The Deca programming language is "a language designed to provide the advanced features of sophisticated, high-level programming languages while still programming as close as possible to the bare metal. It brings in the functional, object-oriented, and generic programming paradigms without requiring a garbage collector or a threading system, so programmers really only pay in performance for the features they use." The latter link provides a list of features that Deca does, will, and won't provide. Features provided include type inference, universally- and existentially- quantified types, and "a strong region-and-effect system that prohibits unsafe escaping pointers and double-free errors".

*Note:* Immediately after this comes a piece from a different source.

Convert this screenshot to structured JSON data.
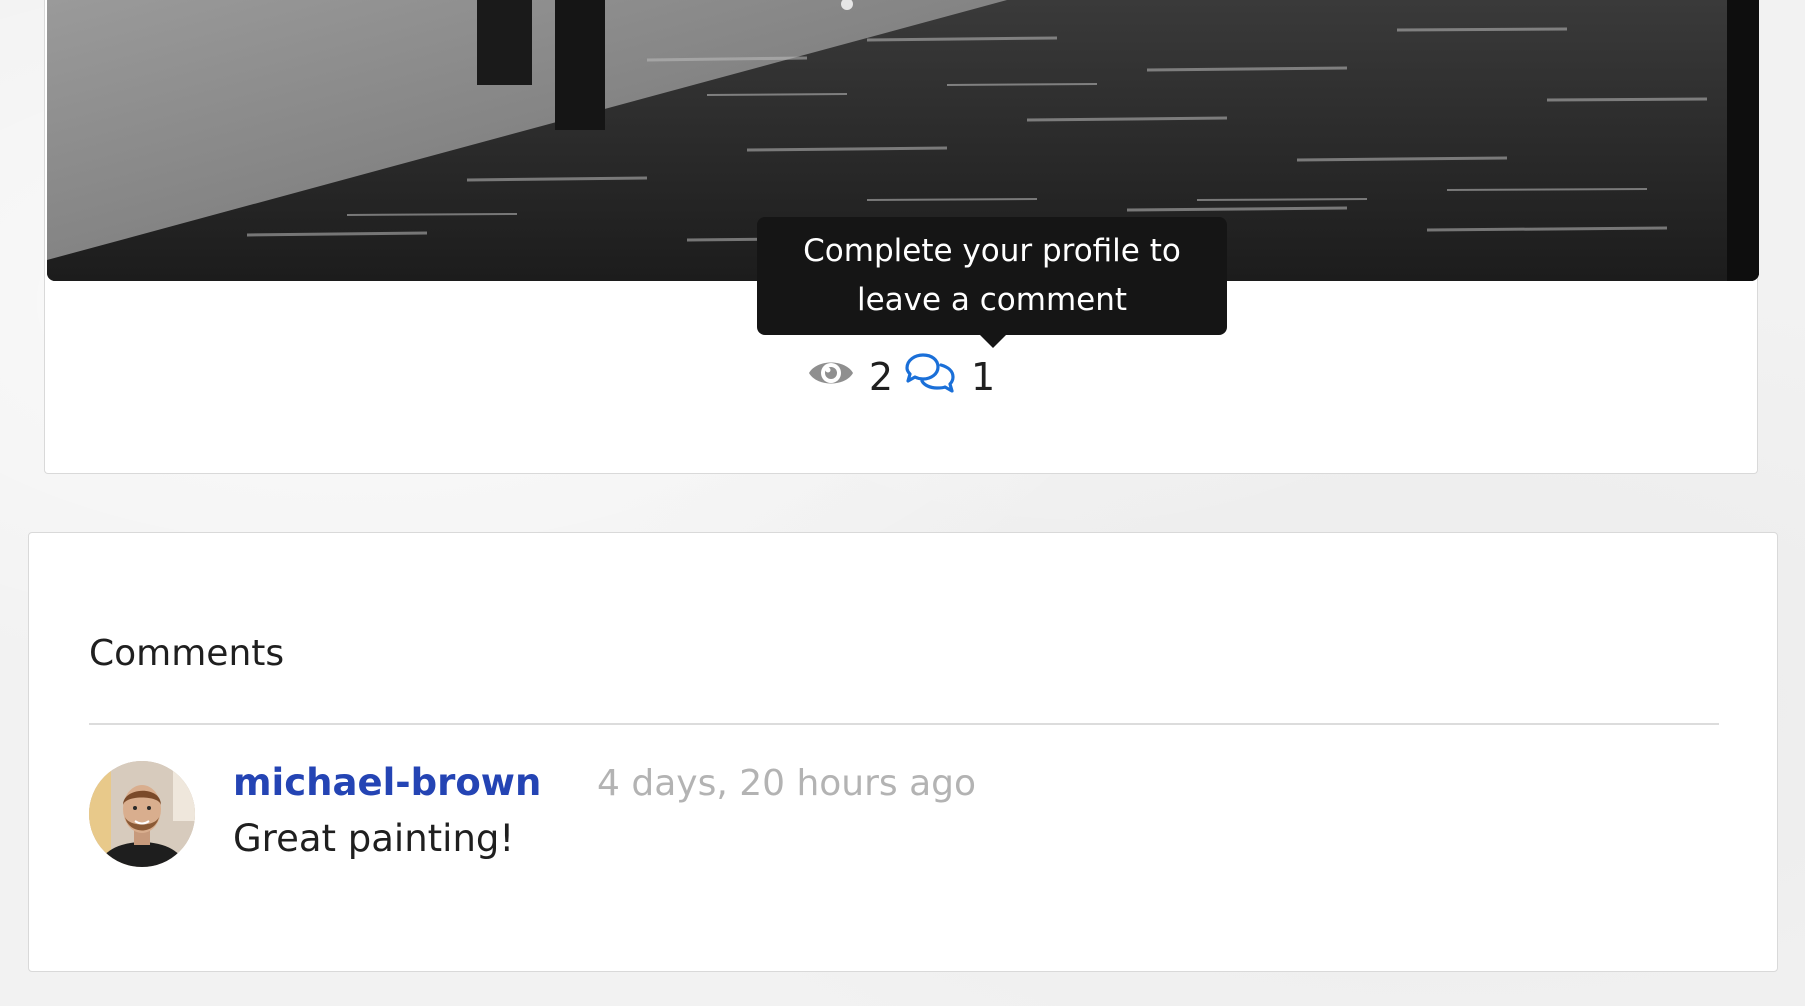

The Deca language and ideas behind it are documented in a thesis, The design and implementation of a modern systems programming language (PDF):

Low-level systems programming has remained one of the most consistently difficult tasks in software engineering, since systems programmers must routinely deal with details that programming-language and systems researchers have preferred to abstract away. At least partially, the difficulty arises from not applying the state of the art in programming-languages research to systems programming. I therefore describe the design and implementation of Deca, a systems language based on modern PL principles. Deca makes use of decades in programming-languages research, particularly drawing from the state of the art in functional programming, type systems, extensible data-types and subroutines, modularity, and systems programming-languages research. I describe Deca's feature-set, examine the relevant literature, explain design decisions, and give some of the implementation details for Deca language features. I have been writing a compiler for Deca to translate it into machine code, and I describe the overall architecture of this compiler and some of its details.

The source code for the Deca compiler, decac, is available here. The compiler is implemented in Scala and generates LLVM bytecode. (The author points out in the comments below that this implementation is a work in progress.)

The author of Deca is LtU member Eli Gottlieb, who back in 2008 posted in the forum asking for feedback on his language: Practical Bits of Making a Compiler for a New Language.

There's some more discussion of Deca over at Hacker News.